Big Game (June 2020 FF)

A Furious Fiction entry from smack bang in the middle of Covid-19 lockdown. Only I wasn’t locked down as my day job was deemed and essential service. In fact, we were busier than we had ever been up to the point in time. I work in online retail, the definition of essential service being somewhat elastic in the era of late period capitalism.

Of course, I was extremely fortunate to be able to continue to work, and the people I work with are some of the best people in the world, so you won’t get any complaints about my personal pandemic experience. What you will get is this little story which was written on a weekend when I couldn’t go anywhere or do anything. Perhaps that at least partially explains the theme of the story?

I can’t recall the original title, so I made up a new one, and I don’t remember the original prompts, so you’ll just have to take it as it is. Hopefully you enjoy it, and hopefully we’re never locked down again.


Jungles certainly aren’t for the faint-hearted – he knew this intuitively, as well as from the countless dime novels he read when he was a child; firsthand experience he lacked.

His companion, on the other hand, understood all too well the abundance of dangers present amongst the tangled vegetation. Not only had she played this game before, she had survived.


The game was sold to him as the ultimate adventure, a very real opportunity to break away from the monotony of modern life and take part in the most immersive simulation experience ever engineered. Forget your paintball, your escape rooms and your virtual reality headsets, this was the real deal. The world was begging for the future of entertainment, it was delivered to them through journeying into the past.


By the time the sun dipped below the horizon on the second day he had made up his mind that she was crazy. But if they were to stand any chance of winning this game, and he had every intention of winning, he would need to trust her implicitly, something he wasn’t entirely convinced he could do.

Achieving victory would also require him to compromise his moral principles to a degree that he had never come close to before, but he knew that before he signed up. It was likely a moot point, his companion had already exhibited an aptitude for behaviors which the average Jane might deem immoral or unethical.


The turning point came sometime around midday on the fourth day. Up until that point he had all but forgotten that they had competitors in this game. Neither of them had seen another human being since they disembarked the boat. When he closed his eyes that night, he wished that they still hadn’t.

He understood perfectly well that anything that happened during the game was 100% permissible, that the laws of society did not apply to the participants in this competition. Watching a person follow that path to its logical conclusion was a little different to understanding.


The specifics of his achievement were lost to him, as though his mind, in protecting him from recalling his complicity in so many atrocious acts, had also taken from him his memories of triumph as tariff. He regained consciousness whilst they were still at sea, and when told that his partner had missed the boat, he cried tears of joy. It didn’t seem appropriate to label himself the winner.

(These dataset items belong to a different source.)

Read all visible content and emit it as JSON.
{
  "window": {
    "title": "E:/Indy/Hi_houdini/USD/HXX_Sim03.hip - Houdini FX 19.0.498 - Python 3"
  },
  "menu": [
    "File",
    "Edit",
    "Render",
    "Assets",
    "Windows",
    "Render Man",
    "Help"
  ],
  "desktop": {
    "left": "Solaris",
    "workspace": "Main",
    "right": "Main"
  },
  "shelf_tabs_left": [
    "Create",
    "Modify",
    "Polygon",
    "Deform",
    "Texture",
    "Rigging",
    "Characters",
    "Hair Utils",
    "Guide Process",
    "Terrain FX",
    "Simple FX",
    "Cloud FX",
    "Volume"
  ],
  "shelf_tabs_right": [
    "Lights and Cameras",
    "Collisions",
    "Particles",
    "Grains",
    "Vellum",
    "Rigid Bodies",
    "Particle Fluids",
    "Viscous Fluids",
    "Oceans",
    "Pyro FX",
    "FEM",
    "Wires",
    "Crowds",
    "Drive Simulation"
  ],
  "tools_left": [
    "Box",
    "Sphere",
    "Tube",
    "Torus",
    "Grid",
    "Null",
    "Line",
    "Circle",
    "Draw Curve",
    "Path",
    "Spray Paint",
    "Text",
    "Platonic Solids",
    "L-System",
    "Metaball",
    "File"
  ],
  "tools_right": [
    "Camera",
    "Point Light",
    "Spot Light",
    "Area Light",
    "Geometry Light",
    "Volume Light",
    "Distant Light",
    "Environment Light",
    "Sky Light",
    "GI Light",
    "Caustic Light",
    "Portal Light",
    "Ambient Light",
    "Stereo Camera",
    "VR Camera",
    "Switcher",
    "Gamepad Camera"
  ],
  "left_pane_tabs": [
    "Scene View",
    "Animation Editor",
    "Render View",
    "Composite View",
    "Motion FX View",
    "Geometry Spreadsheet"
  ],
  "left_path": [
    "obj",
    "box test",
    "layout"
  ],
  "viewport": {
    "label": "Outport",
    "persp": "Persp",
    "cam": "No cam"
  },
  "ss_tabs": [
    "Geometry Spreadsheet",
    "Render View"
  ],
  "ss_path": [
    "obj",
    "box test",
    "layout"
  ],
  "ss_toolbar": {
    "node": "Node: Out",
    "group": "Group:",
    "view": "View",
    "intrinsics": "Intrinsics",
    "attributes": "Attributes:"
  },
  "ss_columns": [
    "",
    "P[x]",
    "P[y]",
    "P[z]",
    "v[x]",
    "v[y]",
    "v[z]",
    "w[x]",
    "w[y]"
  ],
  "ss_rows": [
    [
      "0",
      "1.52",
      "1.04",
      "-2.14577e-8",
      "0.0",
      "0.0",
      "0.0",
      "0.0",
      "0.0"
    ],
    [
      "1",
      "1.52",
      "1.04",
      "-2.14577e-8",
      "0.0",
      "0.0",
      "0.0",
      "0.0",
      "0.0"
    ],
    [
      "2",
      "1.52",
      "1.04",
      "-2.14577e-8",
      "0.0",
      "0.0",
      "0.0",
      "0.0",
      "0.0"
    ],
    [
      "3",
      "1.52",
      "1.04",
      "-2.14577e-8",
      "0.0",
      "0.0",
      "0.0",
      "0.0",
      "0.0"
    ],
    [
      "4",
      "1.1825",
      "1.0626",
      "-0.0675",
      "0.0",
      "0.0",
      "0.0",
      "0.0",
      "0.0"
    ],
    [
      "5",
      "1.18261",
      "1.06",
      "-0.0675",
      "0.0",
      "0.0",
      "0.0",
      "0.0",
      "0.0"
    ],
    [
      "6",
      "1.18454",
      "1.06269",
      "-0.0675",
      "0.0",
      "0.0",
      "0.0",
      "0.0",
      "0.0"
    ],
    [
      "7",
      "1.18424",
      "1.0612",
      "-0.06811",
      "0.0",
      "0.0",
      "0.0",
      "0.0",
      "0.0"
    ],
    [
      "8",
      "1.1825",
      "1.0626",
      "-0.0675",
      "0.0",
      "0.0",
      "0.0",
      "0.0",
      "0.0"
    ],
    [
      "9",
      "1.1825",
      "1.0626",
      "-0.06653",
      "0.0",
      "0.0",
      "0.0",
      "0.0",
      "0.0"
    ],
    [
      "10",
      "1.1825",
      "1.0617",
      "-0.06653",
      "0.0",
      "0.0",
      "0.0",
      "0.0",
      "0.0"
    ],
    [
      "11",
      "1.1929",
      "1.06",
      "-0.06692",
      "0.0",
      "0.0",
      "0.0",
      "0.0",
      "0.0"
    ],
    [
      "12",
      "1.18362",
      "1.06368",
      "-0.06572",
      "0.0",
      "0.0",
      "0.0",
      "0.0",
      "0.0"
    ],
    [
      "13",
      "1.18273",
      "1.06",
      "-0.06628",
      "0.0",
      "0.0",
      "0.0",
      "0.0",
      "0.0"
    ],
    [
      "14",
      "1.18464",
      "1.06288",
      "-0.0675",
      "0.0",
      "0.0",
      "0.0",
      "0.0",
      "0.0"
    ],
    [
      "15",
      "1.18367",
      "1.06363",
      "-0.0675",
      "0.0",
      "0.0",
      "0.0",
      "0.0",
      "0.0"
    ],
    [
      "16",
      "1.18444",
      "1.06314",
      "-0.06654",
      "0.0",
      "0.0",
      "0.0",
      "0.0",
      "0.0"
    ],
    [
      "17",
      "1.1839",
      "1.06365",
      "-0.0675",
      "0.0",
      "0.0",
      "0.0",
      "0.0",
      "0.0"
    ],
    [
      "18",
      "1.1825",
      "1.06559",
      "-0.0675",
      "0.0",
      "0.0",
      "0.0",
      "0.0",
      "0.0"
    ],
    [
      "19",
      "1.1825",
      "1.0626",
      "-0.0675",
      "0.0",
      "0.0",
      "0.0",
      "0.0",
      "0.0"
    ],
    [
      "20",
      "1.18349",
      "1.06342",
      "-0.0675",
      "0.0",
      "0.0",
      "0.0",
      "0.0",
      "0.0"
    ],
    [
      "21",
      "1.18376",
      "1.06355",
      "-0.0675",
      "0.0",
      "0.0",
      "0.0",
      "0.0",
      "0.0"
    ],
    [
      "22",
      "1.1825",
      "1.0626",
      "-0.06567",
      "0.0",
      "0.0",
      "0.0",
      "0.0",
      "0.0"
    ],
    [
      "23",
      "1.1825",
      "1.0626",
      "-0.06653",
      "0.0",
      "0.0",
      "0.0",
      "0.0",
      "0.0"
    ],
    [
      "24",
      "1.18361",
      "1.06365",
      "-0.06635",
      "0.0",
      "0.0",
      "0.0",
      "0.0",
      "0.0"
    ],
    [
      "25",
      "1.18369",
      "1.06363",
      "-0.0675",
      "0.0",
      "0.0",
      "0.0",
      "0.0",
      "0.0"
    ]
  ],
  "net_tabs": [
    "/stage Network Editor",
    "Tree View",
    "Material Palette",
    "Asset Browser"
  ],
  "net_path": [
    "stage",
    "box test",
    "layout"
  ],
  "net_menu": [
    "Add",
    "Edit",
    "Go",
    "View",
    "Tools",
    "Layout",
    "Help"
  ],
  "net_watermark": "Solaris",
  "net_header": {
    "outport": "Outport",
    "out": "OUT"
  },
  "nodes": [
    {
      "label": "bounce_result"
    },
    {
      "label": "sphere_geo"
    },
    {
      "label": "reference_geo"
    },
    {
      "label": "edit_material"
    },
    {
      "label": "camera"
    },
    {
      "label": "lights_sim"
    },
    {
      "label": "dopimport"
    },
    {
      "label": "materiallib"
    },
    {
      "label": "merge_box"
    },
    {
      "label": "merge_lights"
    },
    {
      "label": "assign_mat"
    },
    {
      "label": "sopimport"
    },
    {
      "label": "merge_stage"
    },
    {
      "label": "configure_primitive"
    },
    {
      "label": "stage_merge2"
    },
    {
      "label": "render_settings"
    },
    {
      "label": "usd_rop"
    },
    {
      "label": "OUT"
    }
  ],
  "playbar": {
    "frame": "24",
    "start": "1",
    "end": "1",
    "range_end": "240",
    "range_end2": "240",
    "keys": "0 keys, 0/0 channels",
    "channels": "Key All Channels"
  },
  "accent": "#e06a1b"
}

Twelve days after stepping onto the vessel that would ferry him across the ocean to a wilderness that promised to test him in ways that he could never imagine he would be tested, he was carried from that same vessel a broken man. Was it ever worth it? Was there all that much to gain? He wasn’t a religious man before this experience, and nothing that happened in the jungle made a convincing argument for the existence of a God, but there was one piece of theological guidance that played over and over in his head: judge not lest ye be judged.